4. Nate Allen, South Florida: One of the lesser-known free safeties in this year's talent pool, Allen (6-0, 207) recorded 80 stops (39 solo) and five interceptions for the 8-5 Bulls last season. A well-built safety with good instincts, Allen always seems to play within himself. He takes good angles toward the football in the run game and is a solid wrap-up tackler in the open field. Allen isn't overly explosive and lacks elite range in the secondary, but reads his keys quickly and is always in position to make a play. He displays good fluidity in his drop and does a nice job keeping his feet under him and driving on the ball. Allen may not be a household name, but he's going to fly off the board before the end of the second round.
SATURDAY SPECIAL (intriguing players likely to be drafted on Saturday (Rounds 4-7) of the draft):
1. Robert Johnson, Utah: The one word you would use to describe Johnson's senior season would be playmaker. In addition to racking up 66 tackles for the Utes in 2009, Johnson (6-1, 200) recorded six interceptions, which he returned for a combined total of 140 yards and one score. A tall, long-armed defender who generates impressive power on contact and knows how to disengage the ball from his man, Johnson plays as a center field safety and does a great job reading the action in front of him and taking proper angles toward the ball.
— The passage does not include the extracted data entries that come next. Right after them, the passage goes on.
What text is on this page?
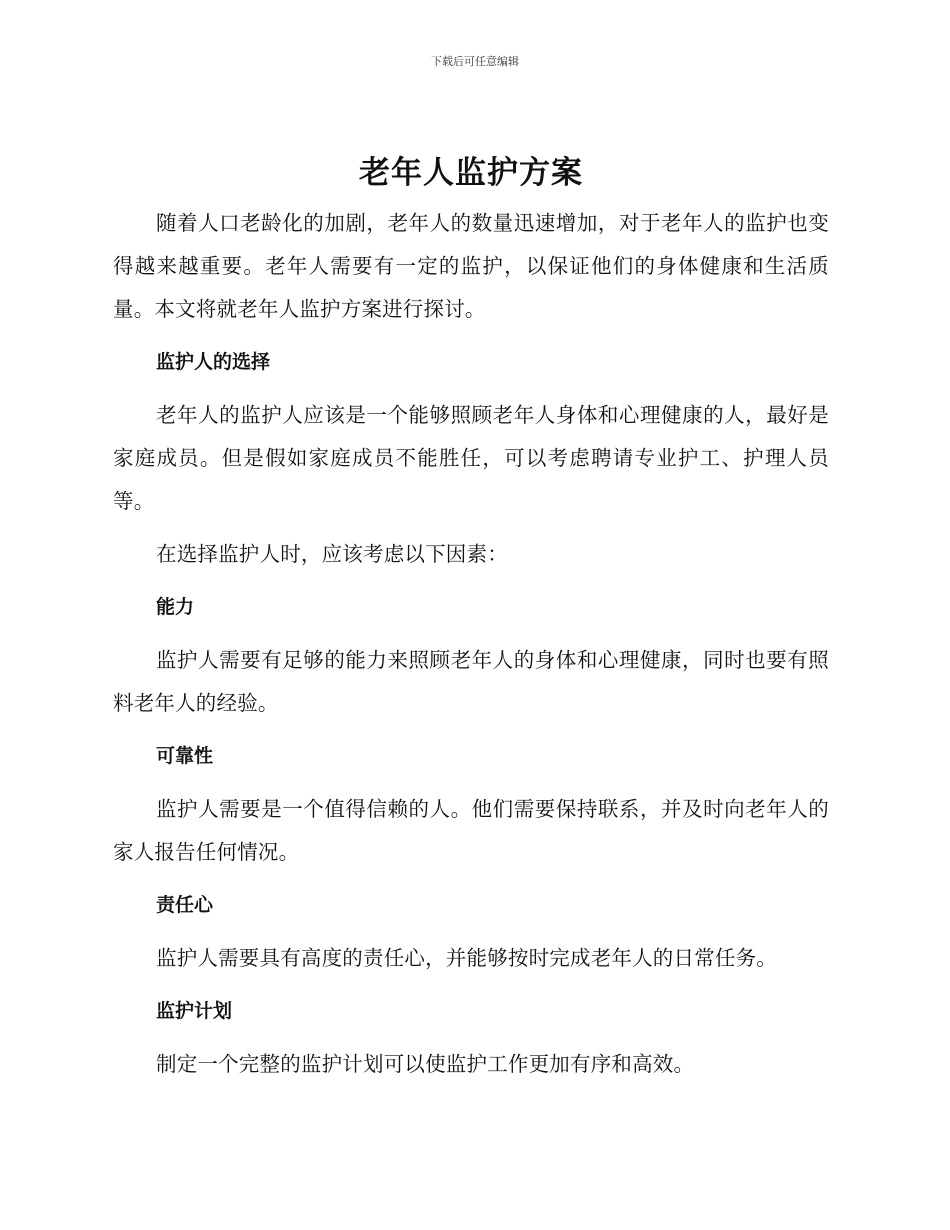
下载后可任意编辑
老年人监护方案

随着人口老龄化的加剧，老年人的数量迅速增加，对于老年人的监护也变得越来越重要。老年人需要有一定的监护，以保证他们的身体健康和生活质量。本文将就老年人监护方案进行探讨。

监护人的选择

老年人的监护人应该是一个能够照顾老年人身体和心理健康的人，最好是家庭成员。但是假如家庭成员不能胜任，可以考虑聘请专业护工、护理人员等。

在选择监护人时，应该考虑以下因素：

能力

监护人需要有足够的能力来照顾老年人的身体和心理健康，同时也要有照料老年人的经验。

可靠性

监护人需要是一个值得信赖的人。他们需要保持联系，并及时向老年人的家人报告任何情况。

责任心

监护人需要具有高度的责任心，并能够按时完成老年人的日常任务。

监护计划

制定一个完整的监护计划可以使监护工作更加有序和高效。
2. Randy Phillips, Miami, Fla: Phillips (6-1, 210) recorded 53 stops (35 solo) and two interceptions for the Hurricanes in 2009 despite playing in just nine games. He showcases good physicality when attacking the line of scrimmage and is a tough, hard-nosed safety. He displays good power as a tackler and does a nice job breaking down in space, taking good angles toward the ball, and wrapping up on contact. Phillips gets a bit overzealous in the secondary and will bite on play fakes and take himself out of position at times. He showcases decent fluidity in his drop and possesses the athleticism to play SS in an NFL secondary but needs to continue to develop his instincts.